Pay per ride is disastrous for WDW with big families who go for more then a few nights.
The problem is the world and the World has decided that "having a big family" isn't worth giving breaks. Average guest spending per day is apparently the primary metric that matters. And as often demonstrated around here... if you get left out "You should have planned better." Your multiplier being 5 and someone else's being only 3, 2, or especially in the case of one, "sounds like a personal problem." [this is not my stance, this is the general reaction to similar things]
"You should have stayed onsite." (even if you own a home in central Florida)
"You should have paid for a ticket." (even if you traded your labor for the admission benefits)
"You should have reserved in advance" (even though you didn't have vacation approval from your job)
"You should have done it MY way," as if it's the one true way. [This is the way?]
If that's the way things are, do I now get to say, DH & my way was to consider the lifestyle we wanted and if that lifestyle was supportable if we had kids? So we didn't. My parents' way to afford Disney was for my Mom to work there [And, if you read my post in the other thread, means that in some backwards way, even though she's gone, whenever I go, she still gets "paid" which is why I'm still here. When my Dad is unable or gone, then I am gone, and I know my WDW visits are on borrowed time, so I'm riding the waves. I thought April 2015 was that moment. I thought I was mourning the loss of two things. But Disney surprised even us by letting it continue. Apparently, some bits of Disney employment has its privileges when so much does not.]

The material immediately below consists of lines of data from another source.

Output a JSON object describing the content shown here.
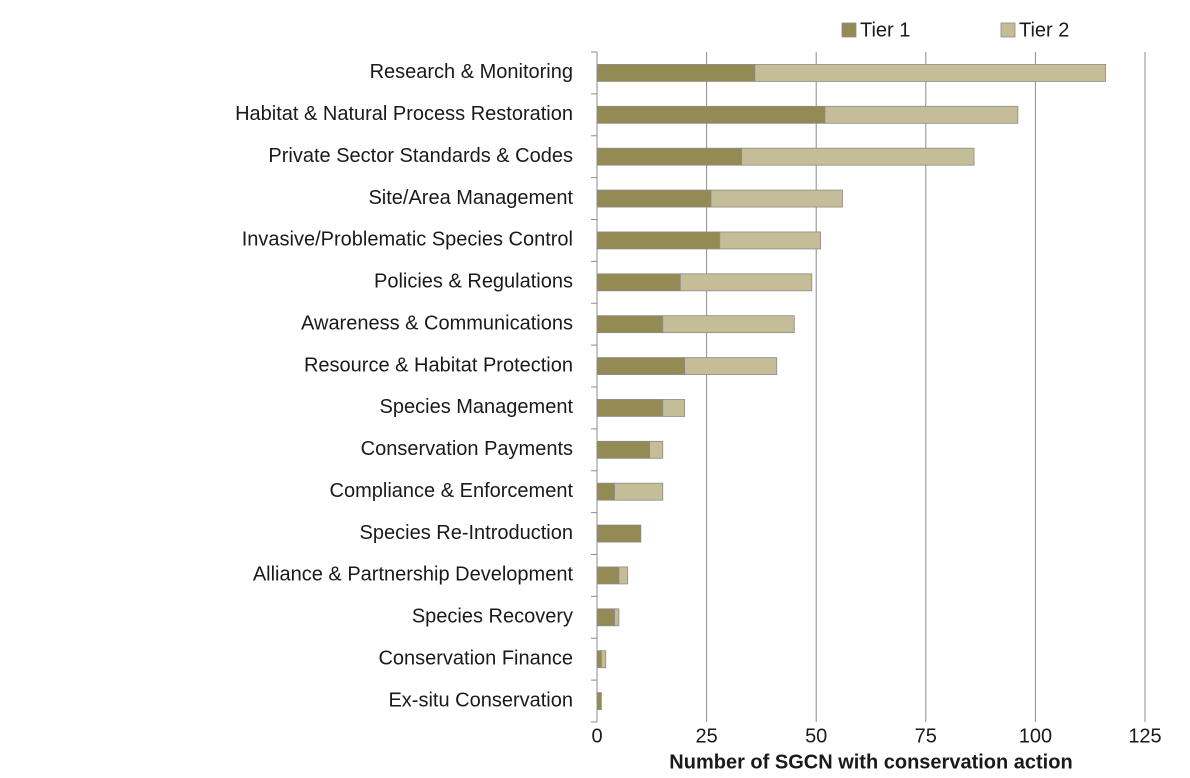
{
  "chart_data": {
    "type": "stacked_bar_horizontal",
    "xlabel": "Number of SGCN with conservation action",
    "categories": [
      "Research & Monitoring",
      "Habitat & Natural Process Restoration",
      "Private Sector Standards & Codes",
      "Site/Area Management",
      "Invasive/Problematic Species Control",
      "Policies & Regulations",
      "Awareness & Communications",
      "Resource & Habitat Protection",
      "Species Management",
      "Conservation Payments",
      "Compliance & Enforcement",
      "Species Re-Introduction",
      "Alliance & Partnership Development",
      "Species Recovery",
      "Conservation Finance",
      "Ex-situ Conservation"
    ],
    "series": [
      {
        "name": "Tier 1",
        "color": "#948a54",
        "values": [
          36,
          52,
          33,
          26,
          28,
          19,
          15,
          20,
          15,
          12,
          4,
          10,
          5,
          4,
          1,
          1
        ]
      },
      {
        "name": "Tier 2",
        "color": "#c4bd97",
        "values": [
          80,
          44,
          53,
          30,
          23,
          30,
          30,
          21,
          5,
          3,
          11,
          0,
          2,
          1,
          1,
          0
        ]
      }
    ],
    "xlim": [
      0,
      125
    ],
    "xticks": [
      0,
      25,
      50,
      75,
      100,
      125
    ],
    "grid": true,
    "legend": "top"
  }
}
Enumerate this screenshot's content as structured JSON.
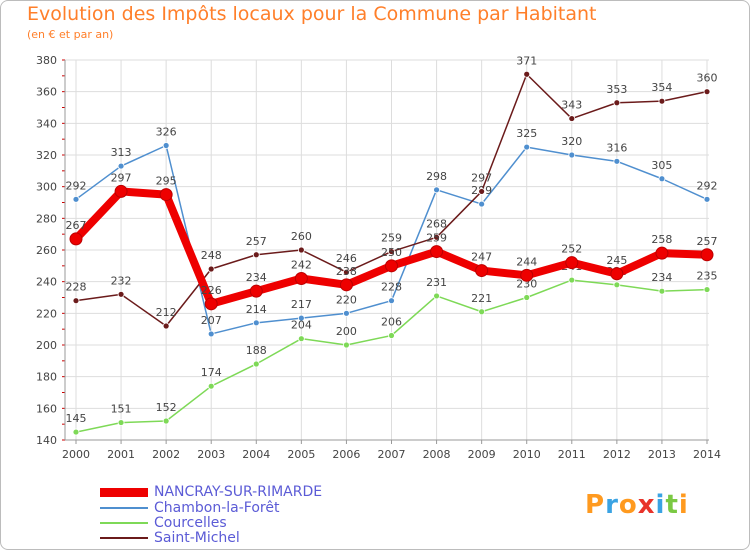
{
  "title": "Evolution des Impôts locaux pour la Commune par Habitant",
  "subtitle": "(en € et par an)",
  "logo": "Proxiti",
  "chart_data": {
    "type": "line",
    "title": "Evolution des Impôts locaux pour la Commune par Habitant",
    "ylabel": "(en € et par an)",
    "xlabel": "",
    "ylim": [
      140,
      380
    ],
    "yticks": [
      140,
      160,
      180,
      200,
      220,
      240,
      260,
      280,
      300,
      320,
      340,
      360,
      380
    ],
    "grid": true,
    "legend_position": "bottom-left",
    "x": [
      "2000",
      "2001",
      "2002",
      "2003",
      "2004",
      "2005",
      "2006",
      "2007",
      "2008",
      "2009",
      "2010",
      "2011",
      "2012",
      "2013",
      "2014"
    ],
    "series": [
      {
        "name": "NANCRAY-SUR-RIMARDE",
        "color": "#ee0000",
        "values": [
          267,
          297,
          295,
          226,
          234,
          242,
          238,
          250,
          259,
          247,
          244,
          252,
          245,
          258,
          257
        ]
      },
      {
        "name": "Chambon-la-Forêt",
        "color": "#4f8fcf",
        "values": [
          292,
          313,
          326,
          207,
          214,
          217,
          220,
          228,
          298,
          289,
          325,
          320,
          316,
          305,
          292
        ]
      },
      {
        "name": "Courcelles",
        "color": "#7ed957",
        "values": [
          145,
          151,
          152,
          174,
          188,
          204,
          200,
          206,
          231,
          221,
          230,
          241,
          238,
          234,
          235
        ]
      },
      {
        "name": "Saint-Michel",
        "color": "#6b1b1b",
        "values": [
          228,
          232,
          212,
          248,
          257,
          260,
          246,
          259,
          268,
          297,
          371,
          343,
          353,
          354,
          360
        ]
      }
    ]
  }
}
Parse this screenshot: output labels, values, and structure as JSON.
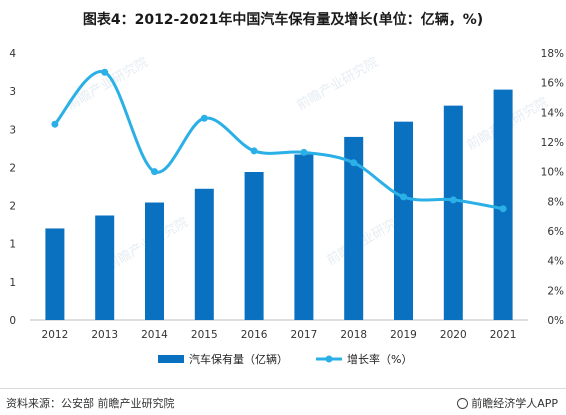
{
  "title": "图表4：2012-2021年中国汽车保有量及增长(单位：亿辆，%)",
  "footer": {
    "source": "资料来源：公安部 前瞻产业研究院",
    "brand": "前瞻经济学人APP"
  },
  "watermark": "前瞻产业研究院",
  "colors": {
    "bar": "#0a70c0",
    "line": "#2ab0e6"
  },
  "chart_data": {
    "type": "bar",
    "categories": [
      "2012",
      "2013",
      "2014",
      "2015",
      "2016",
      "2017",
      "2018",
      "2019",
      "2020",
      "2021"
    ],
    "series": [
      {
        "name": "汽车保有量（亿辆）",
        "type": "bar",
        "axis": "left",
        "values": [
          1.2,
          1.37,
          1.54,
          1.72,
          1.94,
          2.17,
          2.4,
          2.6,
          2.81,
          3.02
        ]
      },
      {
        "name": "增长率（%）",
        "type": "line",
        "axis": "right",
        "values": [
          13.2,
          16.7,
          10.0,
          13.6,
          11.4,
          11.3,
          10.6,
          8.3,
          8.1,
          7.5
        ]
      }
    ],
    "y_left": {
      "ylim": [
        0,
        3.5
      ],
      "tick_values": [
        0,
        0.5,
        1,
        1.5,
        2,
        2.5,
        3,
        3.5
      ],
      "tick_labels": [
        "0",
        "1",
        "1",
        "2",
        "2",
        "3",
        "3",
        "4"
      ]
    },
    "y_right": {
      "ylim": [
        0,
        18
      ],
      "tick_values": [
        0,
        2,
        4,
        6,
        8,
        10,
        12,
        14,
        16,
        18
      ],
      "tick_labels": [
        "0%",
        "2%",
        "4%",
        "6%",
        "8%",
        "10%",
        "12%",
        "14%",
        "16%",
        "18%"
      ]
    },
    "grid": false,
    "legend_position": "bottom"
  }
}
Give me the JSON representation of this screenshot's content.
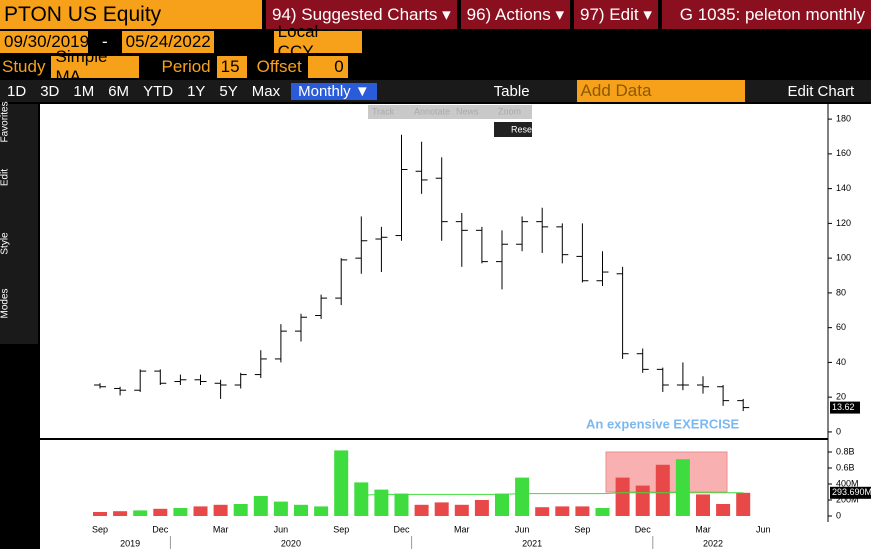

For the record, that is NOT what I'm telling you should have done. It's a RIDICULOUS proposition, but so are the other hoops others expect people to do while justifying why they deserve "20 minutes or less" status over waiting in lines like everyone else. And depending on where you read, like that fun social media post from before, some will say that since they have kids and I don't, they deserve it even more.
I've been doing this online Disney forum thing since 1996. And if there's one thing I've seen, is eventually Disney always gets *you* where it hurts. Their version of the "house always wins." For many, the eventual moment is when their kids or grandkids "age out." That's when the break hurts the least. But the beast always comes, and apparently the beast is very hungry after 15 months of limited fresh meat. I am truly sorry, that for you and all the others facing what comes next, that the beast will arrive before you and your kids are really ready for it.
For now there is. The question right this minute is how much feeling like an ATM are guests willing to stand? I don't think that limit is nearly as high as the execs think it is.
Disney's movie re-release schedule, and vault strategy, was predicated on the fact that their key demo turns over every 7 years. New humans provide a lot of cover when it comes to what people are willing to do. New parents don't know what things used to be like. They were kids when they came before. They didn't know. If it's ridiculous for them, it must have been ridiculous for their parents and their grandparents. And others will jump in to say how their family couldn't go before, so it absolutely was the same level of ridiculousness. It takes something really big and external to force the situation. There have been wobbles. 9/11, financial crisis. Disney didn't learn anything. They just converted deluxe rooms to DVC, and reduced capacity within the parks by closing attractions or replacing high capacity rides with headliners with crappy OHRC. Like nature in Jurassic Park...apparently "Disney finds a way."
I still think there will be a moment it all comes crashing down. It's just not going to be after a global pandemic, with all this pent up demand and upper middle class people who, all things considered, saw considerable growth in their savings and didn't experience job insecurity. I'm mean, I've never had so much money in our bank accounts. And when that 7 year clock resets, then it's as the cool kids say, "That's the way it is. Pay it or don't go."
Again, not me... I'm just quoting the general response.